For the first time ever, Swiss banks have to haggle with their shareholders over top management pay. It is a power struggle that obeys one brutal principle.

The change of heart came at the witching hour. Credit Suisse suddenly backed down on part of their bonuses shortly after midnight on Good Friday.

It was a historical decision which came after massive pressure from three substantial shareholder representatives – U.S.-based Institutional Shareholder Services and Glass Lewis, as well as the Swiss Ethos Foundation.

Asset manager GAM also caved on pay, under pressure from activist hedge fund RBR

«Too Little, Too Late»

If Credit Suisse was hoping to pre-empt a fiery shareholder meeting next week, the conflict has not been fully resolved: Glass Lewis termed the climbdown «too little, too late», Ethos stuck to its guns, while ISS softened its stance.

Credit Suisse's shareholder meeting still promises to be the banking equivalent of a gladiator battle. There is a touch of spring in the air in the Swiss corporate landscape, known for its sky-high executive salaries and cozy networks.

Three years after rules governing excessive pay championed by Swiss businessman Thomas Minder came into force, are the days of exorbitant bonuses in Switzerland finally over?

Nearly 14 Million For Ermotti

It is premature to assess the latest events at CS and GAM as a victory for shareholder democracy, finews.com concludes. To understand why, look no further than the other Swiss banking giant, UBS.

There, CEO Sergio Ermotti earned a total of 13.7 million francs in 2016. Even though that was a pay cut, it was still significantly more than his CS counterpart Tijane Thiam, more than Ana Botin at Spanish Santander, more than the HSBC boss Stuart Gulliver and more than three times the compensation of John Cryan, the former finance chief of UBS who is now CEO of Deutsche Bank.

One of the Highest Paid Bankers

UBS' chairman Axel Weber saw his pay increase from 6.03 to 6.07 million francs last year – the German central banker is now one of the financial sector's highest-paid bankers. 

While UBS isn't in Credit Suisse's precarious state, the Swiss giant didn't exactly shine last year. Growth was below expectations in some areas, especially in Asia and with ultra-high net worth clients.
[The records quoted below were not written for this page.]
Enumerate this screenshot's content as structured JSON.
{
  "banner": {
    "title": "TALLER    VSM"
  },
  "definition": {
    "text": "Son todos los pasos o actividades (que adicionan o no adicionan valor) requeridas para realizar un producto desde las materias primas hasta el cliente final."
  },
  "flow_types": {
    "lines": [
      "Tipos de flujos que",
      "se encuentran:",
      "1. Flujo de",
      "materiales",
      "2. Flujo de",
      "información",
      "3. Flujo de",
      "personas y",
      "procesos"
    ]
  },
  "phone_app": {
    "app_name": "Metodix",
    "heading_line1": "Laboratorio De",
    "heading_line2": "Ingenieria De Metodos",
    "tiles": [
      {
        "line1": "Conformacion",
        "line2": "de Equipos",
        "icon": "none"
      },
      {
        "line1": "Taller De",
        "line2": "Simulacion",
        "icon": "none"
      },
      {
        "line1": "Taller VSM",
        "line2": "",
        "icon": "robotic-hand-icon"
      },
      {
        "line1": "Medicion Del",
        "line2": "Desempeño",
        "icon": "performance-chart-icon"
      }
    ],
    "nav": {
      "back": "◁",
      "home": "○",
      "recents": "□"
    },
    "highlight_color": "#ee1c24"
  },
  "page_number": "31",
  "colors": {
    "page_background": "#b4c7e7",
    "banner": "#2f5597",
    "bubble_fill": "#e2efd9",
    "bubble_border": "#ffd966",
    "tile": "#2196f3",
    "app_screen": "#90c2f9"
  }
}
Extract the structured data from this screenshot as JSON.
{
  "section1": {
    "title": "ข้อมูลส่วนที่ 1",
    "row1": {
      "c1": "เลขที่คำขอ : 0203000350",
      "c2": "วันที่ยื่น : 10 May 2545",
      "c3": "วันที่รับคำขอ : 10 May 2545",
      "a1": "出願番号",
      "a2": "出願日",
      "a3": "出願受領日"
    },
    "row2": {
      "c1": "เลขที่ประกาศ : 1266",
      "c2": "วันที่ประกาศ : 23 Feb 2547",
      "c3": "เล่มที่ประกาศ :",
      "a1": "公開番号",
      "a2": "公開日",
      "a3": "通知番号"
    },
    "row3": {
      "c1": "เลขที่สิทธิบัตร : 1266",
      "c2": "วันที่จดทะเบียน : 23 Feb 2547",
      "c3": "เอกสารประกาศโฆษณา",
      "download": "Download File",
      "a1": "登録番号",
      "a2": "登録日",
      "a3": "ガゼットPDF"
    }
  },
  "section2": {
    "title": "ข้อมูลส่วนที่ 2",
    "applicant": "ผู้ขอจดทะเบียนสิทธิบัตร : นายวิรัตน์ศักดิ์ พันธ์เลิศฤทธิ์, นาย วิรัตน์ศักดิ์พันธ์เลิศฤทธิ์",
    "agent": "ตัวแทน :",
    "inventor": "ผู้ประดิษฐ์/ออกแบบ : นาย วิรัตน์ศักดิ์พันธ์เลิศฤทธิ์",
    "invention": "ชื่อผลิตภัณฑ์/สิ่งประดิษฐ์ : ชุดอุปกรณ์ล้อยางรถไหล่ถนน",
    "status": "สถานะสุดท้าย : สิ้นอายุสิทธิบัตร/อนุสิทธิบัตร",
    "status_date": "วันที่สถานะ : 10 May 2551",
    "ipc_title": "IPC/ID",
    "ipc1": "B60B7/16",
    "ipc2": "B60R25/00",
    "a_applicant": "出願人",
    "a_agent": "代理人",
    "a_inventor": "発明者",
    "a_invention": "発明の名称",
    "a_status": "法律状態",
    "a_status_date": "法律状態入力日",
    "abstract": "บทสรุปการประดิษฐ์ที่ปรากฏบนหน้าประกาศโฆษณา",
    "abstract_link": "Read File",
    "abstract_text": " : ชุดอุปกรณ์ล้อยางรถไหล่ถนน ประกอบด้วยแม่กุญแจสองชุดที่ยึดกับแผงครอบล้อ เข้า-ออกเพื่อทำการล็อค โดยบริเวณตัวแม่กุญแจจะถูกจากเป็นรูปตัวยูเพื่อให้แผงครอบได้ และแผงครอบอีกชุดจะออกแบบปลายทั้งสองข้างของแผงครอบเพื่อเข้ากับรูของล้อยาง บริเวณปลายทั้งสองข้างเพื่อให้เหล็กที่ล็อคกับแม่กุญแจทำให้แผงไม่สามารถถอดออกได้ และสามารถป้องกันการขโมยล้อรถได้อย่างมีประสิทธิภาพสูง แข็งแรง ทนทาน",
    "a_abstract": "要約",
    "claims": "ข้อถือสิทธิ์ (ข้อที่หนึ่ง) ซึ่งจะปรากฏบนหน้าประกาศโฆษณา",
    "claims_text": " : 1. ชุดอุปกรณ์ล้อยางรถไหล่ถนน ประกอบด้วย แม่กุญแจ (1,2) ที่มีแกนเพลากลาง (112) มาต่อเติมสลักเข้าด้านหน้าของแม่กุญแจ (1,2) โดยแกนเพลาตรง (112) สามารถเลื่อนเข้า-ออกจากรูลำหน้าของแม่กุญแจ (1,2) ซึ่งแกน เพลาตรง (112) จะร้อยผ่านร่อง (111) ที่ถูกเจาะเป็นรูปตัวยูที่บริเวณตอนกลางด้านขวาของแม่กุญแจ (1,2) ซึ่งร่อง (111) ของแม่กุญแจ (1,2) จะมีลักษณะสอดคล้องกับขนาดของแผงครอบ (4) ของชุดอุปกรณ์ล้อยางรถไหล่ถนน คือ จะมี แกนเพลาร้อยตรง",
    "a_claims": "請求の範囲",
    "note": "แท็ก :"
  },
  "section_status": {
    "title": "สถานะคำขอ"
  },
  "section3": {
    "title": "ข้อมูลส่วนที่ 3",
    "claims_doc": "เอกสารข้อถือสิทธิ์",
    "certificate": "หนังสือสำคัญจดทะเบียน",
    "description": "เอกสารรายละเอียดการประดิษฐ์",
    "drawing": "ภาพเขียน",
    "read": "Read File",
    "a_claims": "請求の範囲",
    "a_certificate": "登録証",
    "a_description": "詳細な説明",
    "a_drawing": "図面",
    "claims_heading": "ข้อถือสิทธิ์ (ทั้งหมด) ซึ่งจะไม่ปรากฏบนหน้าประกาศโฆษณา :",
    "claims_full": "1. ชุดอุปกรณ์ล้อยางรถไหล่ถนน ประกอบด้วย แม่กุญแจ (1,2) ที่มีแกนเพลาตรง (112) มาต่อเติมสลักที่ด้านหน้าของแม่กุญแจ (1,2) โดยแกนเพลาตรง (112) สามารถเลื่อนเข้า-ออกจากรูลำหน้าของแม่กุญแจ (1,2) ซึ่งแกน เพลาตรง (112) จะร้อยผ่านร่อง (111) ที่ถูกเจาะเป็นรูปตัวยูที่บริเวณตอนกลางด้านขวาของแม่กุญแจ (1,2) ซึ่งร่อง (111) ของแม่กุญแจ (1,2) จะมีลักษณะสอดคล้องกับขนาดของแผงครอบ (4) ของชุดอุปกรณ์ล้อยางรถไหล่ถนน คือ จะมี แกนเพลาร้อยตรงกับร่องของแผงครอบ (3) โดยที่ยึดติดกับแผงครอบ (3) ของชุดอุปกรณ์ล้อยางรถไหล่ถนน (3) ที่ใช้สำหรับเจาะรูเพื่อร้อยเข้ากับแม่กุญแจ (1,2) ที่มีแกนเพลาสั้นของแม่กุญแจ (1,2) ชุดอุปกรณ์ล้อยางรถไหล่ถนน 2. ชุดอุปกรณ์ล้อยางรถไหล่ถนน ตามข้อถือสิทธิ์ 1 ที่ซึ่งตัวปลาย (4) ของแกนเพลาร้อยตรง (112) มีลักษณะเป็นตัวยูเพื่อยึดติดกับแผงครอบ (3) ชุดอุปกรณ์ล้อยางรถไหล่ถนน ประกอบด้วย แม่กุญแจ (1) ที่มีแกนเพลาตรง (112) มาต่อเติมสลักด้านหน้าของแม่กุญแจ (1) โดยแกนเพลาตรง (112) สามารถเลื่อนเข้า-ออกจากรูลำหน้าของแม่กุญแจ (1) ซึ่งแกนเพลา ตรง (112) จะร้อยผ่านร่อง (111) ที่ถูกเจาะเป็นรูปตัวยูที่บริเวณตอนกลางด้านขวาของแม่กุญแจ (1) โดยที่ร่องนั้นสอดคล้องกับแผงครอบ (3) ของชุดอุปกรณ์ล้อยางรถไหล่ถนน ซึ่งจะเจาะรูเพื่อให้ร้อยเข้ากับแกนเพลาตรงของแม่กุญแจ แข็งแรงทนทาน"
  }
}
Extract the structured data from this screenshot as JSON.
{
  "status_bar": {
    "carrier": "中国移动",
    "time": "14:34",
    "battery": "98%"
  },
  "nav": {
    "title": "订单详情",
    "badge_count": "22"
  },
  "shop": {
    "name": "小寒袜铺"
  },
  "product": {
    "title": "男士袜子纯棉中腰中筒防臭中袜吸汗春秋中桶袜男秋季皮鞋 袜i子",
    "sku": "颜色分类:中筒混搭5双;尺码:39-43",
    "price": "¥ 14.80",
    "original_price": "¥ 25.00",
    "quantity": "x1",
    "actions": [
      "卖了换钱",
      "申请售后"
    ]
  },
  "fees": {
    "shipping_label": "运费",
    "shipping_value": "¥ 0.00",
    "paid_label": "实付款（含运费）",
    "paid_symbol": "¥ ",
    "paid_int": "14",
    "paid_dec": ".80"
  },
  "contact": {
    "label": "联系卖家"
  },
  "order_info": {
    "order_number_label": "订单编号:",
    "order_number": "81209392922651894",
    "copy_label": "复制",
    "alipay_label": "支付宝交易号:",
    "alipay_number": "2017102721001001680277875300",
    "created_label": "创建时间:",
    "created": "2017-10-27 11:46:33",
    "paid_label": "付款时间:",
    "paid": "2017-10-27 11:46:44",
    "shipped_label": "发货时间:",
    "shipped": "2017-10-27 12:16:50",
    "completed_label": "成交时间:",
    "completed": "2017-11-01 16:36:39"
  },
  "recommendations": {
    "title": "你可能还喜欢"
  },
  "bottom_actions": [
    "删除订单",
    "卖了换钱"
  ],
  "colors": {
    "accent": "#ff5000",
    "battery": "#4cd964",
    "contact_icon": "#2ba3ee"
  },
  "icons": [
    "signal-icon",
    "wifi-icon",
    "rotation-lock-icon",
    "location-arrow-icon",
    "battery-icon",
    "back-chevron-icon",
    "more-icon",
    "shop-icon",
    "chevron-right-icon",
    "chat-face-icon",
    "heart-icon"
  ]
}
The inflows of new money in certain UBS market regions were disappointing. On top of that comes the threat of legal action in the tax row with France and with dud mortgage securities in the U.S.

No Outcry at UBS

Yet no outcry has been heard from shareholders of the banking giant. On the contrary, ISS, which can marshall between 15 and 20 percent of votes, will support the UBS board on all points at a May 4 shareholder meeting.

ISS did express reservations about the pay plan, but there were «indications» that the remuneration of the bank’s top bosses corresponded to the bank’s performance, the advisors reassured shareholders.

Unforgivable for Investors

The ISS vote, seen by finews.com, delivers a clue as to why CS and GAM in contrast to UBS now have to bow to the pressure: in a word, performance.

Big investors will tolerate high salaries, as they have done for years: after all, they often earn considerable salaries themselves in the finance sector. Continuing losses and strategic indecision, on the other hand, are absolutely unforgivable for professional investors.

Performance Pressure

Institutional investors are sometimes also under performance pressure. In a low-interest environment, pension funds plead for returns that will allow them to fulfil their pension promises. Active fund managers, seeing client money slip away to passive products, simply cannot afford to have losses on their investments.

This imperative is also at work outside the financial industry,  where shareholders in industrial firm ABB gave the board a fright: more than 40 percent of shareholders voted against their «decharge,» or dispensing them of any potential legal liability. Shareholders opposed the pay plan of ABB, where a South Korean fraud case came to light, in roughly the same measure.

Investor's Patience is Wearing Thin

With its Good Friday reversal, Credit Suisse undoubtedly wants to avoid an ABB-style rout.

As the votes of ISS and others suggest, investors’ patience is wearing thin. If investors snap, the shareholders will follow the brutal principle of the gladiator battles in Ancient Rome: those who are lying wounded on the ground usually get the thumbs down from the crowd.